BNALAWFIRM.COM – Sebelum kita membahas tentang saksi keluarga dalam perkara perceraian apakah boleh atau tidak, alangkah baiknya bila kita pahami terlebih dahulu tentang peraturan apa saja yang mengatur tentang permasalahan saksi mana yang boleh atau tidak boleh diajukan di dalam Pengadilan terlebih dahulu.
Adapun saksi keluarga diatur dalam Pasal 145 ayat (1) HIR yang menyatakan:
Yang tidak dapat didengar sebagai saksi adalah :
1. keluarga sedarah dan keluarga semenda dari salah satu pihak menurut keturunan yang lurus;
2. istri atau suami dari salah satu pihak, meskipun sudah ada perceraian;
3. anak-anak yang umumnya tidak dapat diketahui pasti, bahwa mereka sudah berusia 15 (lima belas) tahun;
4. orang gila, meskipun ia terkadang-kadang mempunyai ingatan terang.”
Selanjutnya dalam Pasal 172 RBg:
Tidak boleh didengar sebagai saksi adalah mereka:
1. yang mempunyai hubungan kekeluargaan dalam garis lurus karena sedarah atau karena perkawinan dengan salah satu pihak;
2. saudara-saudara lelaki atau perempuan dari ibu dan anak-anak dari saudara perempuan di daerah Bengkulu, Sumatera Barat dan Tapanuli sepanjang hukum waris di sana mengikuti ketentuan-ketentuan Melayu;
3. suami atau istri salah satu pihak, juga setelah mereka bercerai;
4. anak-anak yang belum dapat dipastikan sudah berumur lima belas tahun;
5. orang gila, meskipun ia kadang-kadang dapat menggunakan pikirannya dengan baik.”
Dari pasal-pasal diatas tentu bisa kita tarik kesimpulan bahwa saksi dari keluarga tidak bisa diterima oleh Pengadilan, akan tetapi Pasal diatas mengatur secara umum terkait perkara-perkara umum seperti perkara perdata maupun perkara pidana tentu saja akan berbeda bila berkaitan dengan Perkara Perceraian yang akan kita bahas dalam artikel ini.
Perceraian merupakan suatu perkara yang berkaitan dengan hukum keluarga yang mana diatur sendiri dalam Undang-Undang Nomor 1 Tahun 1974 Tentang Perkawinan, yang tentu saja mempunyai aturan sendiri berkaitan dengan saksi-saksi yang dapat diajukan di Pengadilan berkaitan dengan Perceraian.

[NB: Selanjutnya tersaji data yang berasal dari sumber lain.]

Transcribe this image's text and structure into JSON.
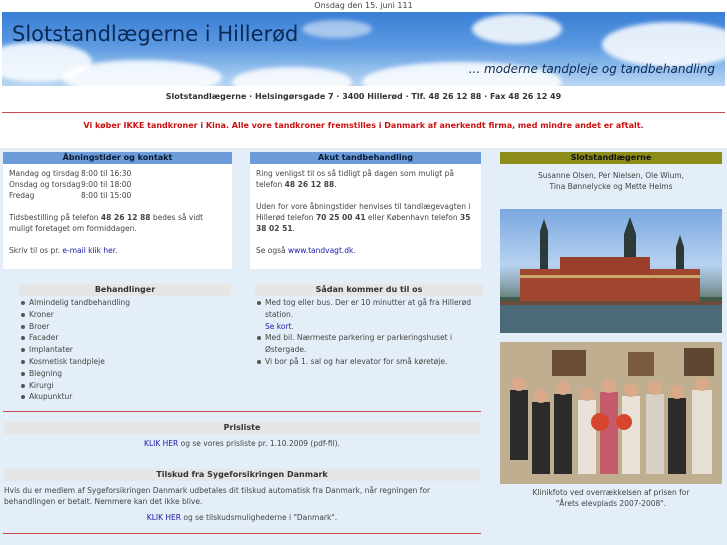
{
  "date_line": "Onsdag den 15. juni 111",
  "banner": {
    "title": "Slotstandlægerne i Hillerød",
    "tagline": "... moderne tandpleje og tandbehandling"
  },
  "address": "Slotstandlægerne · Helsingørsgade 7 · 3400 Hillerød · Tlf. 48 26 12 88 · Fax 48 26 12 49",
  "notice": "Vi køber IKKE tandkroner i Kina. Alle vore tandkroner fremstilles i Danmark af anerkendt firma, med mindre andet er aftalt.",
  "hours": {
    "heading": "Åbningstider og kontakt",
    "rows": [
      {
        "day": "Mandag og tirsdag",
        "time": "8:00 til 16:30"
      },
      {
        "day": "Onsdag og torsdag",
        "time": "9:00 til 18:00"
      },
      {
        "day": "Fredag",
        "time": "8:00 til 15:00"
      }
    ],
    "booking_pre": "Tidsbestilling på telefon ",
    "booking_phone": "48 26 12 88",
    "booking_post": " bedes så vidt muligt foretaget om formiddagen.",
    "mail_pre": "Skriv til os pr. ",
    "mail_link": "e-mail klik her",
    "mail_post": "."
  },
  "acute": {
    "heading": "Akut tandbehandling",
    "p1_pre": "Ring venligst til os så tidligt på dagen som muligt på telefon ",
    "p1_phone": "48 26 12 88",
    "p1_post": ".",
    "p2_a": "Uden for vore åbningstider henvises til tandlægevagten i Hillerød telefon ",
    "p2_phone1": "70 25 00 41",
    "p2_b": " eller København telefon ",
    "p2_phone2": "35 38 02 51",
    "p2_c": ".",
    "p3_pre": "Se også ",
    "p3_link": "www.tandvagt.dk",
    "p3_post": "."
  },
  "treatments": {
    "heading": "Behandlinger",
    "items": [
      "Almindelig tandbehandling",
      "Kroner",
      "Broer",
      "Facader",
      "Implantater",
      "Kosmetisk tandpleje",
      "Blegning",
      "Kirurgi",
      "Akupunktur"
    ]
  },
  "directions": {
    "heading": "Sådan kommer du til os",
    "item1_pre": "Med tog eller bus. Der er 10 minutter at gå fra Hillerød station.",
    "item1_link": "Se kort",
    "item1_post": ".",
    "item2": "Med bil. Nærmeste parkering er parkeringshuset i Østergade.",
    "item3": "Vi bor på 1. sal og har elevator for små køretøje."
  },
  "prices": {
    "heading": "Prisliste",
    "link": "KLIK HER",
    "text": " og se vores prisliste pr. 1.10.2009 (pdf-fil)."
  },
  "subsidy": {
    "heading": "Tilskud fra Sygeforsikringen Danmark",
    "text": "Hvis du er medlem af Sygeforsikringen Danmark udbetales dit tilskud automatisk fra Danmark, når regningen for behandlingen er betalt. Nemmere kan det ikke blive.",
    "link": "KLIK HER",
    "link_post": " og se tilskudsmulighederne i \"Danmark\"."
  },
  "sidebar": {
    "heading": "Slotstandlægerne",
    "names1": "Susanne Olsen, Per Nielsen, Ole Wium,",
    "names2": "Tina Bønnelycke og Mette Helms",
    "caption1": "Klinikfoto ved overrækkelsen af prisen for",
    "caption2": "\"Årets elevplads 2007-2008\"."
  }
}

Adapun aturan yang mengecualikan terhadap kasus Perceraian dalam mengajukan saksi dari pihak keluarga adalah Pasal 22 PP Nomor 9 Tahun 1975 tentang Pelaksanaan UU Nomor 1 Tahun 1974 tentang Perkawinan menyatakan: “Gugatan tersebut dalam ayat (1) dapat diterima apabila telah cukup jelas bagi Pengadilan mengenai sebab-sebab perselisihan dan pertengkaran itu dan setelah mendengar pihak keluarga serta orang-orang yang dekat dengan suami-isteri itu.”
Dengan adanya ketentuan diatas dapat kita tafsirkan bahwa dalam hal perkara Perceraian yang mana karena sifatnya yang privat dan rahasia dan hanya bisa diketahui oleh orang-orang terdekatnya seperti keluarga terdekatnya tentang permasalahan rumah tangga maka dengan ini Saksi dari pihak keluarga haruslah dihadirkan karena merekalah orang-orang yang paling dekat dengan para pihak, yang mana syarat umum untuk bisa menjadi saksi adalah yang melihat, mendengar, ataupun mengetahui adanya permasalahan yang terjadi dalam rumah tangga seseorang.
Dari pembahasan diatas kita dapat pahami bahwa berkaitan dengan saksi dari pihak keluarga dalam perkara perceraian adalah suatu hal yang bisa diajukan dan tidaklah menyalahi aturan yang ada dan bisa diterima kesaksiannya dalam Pengadilan.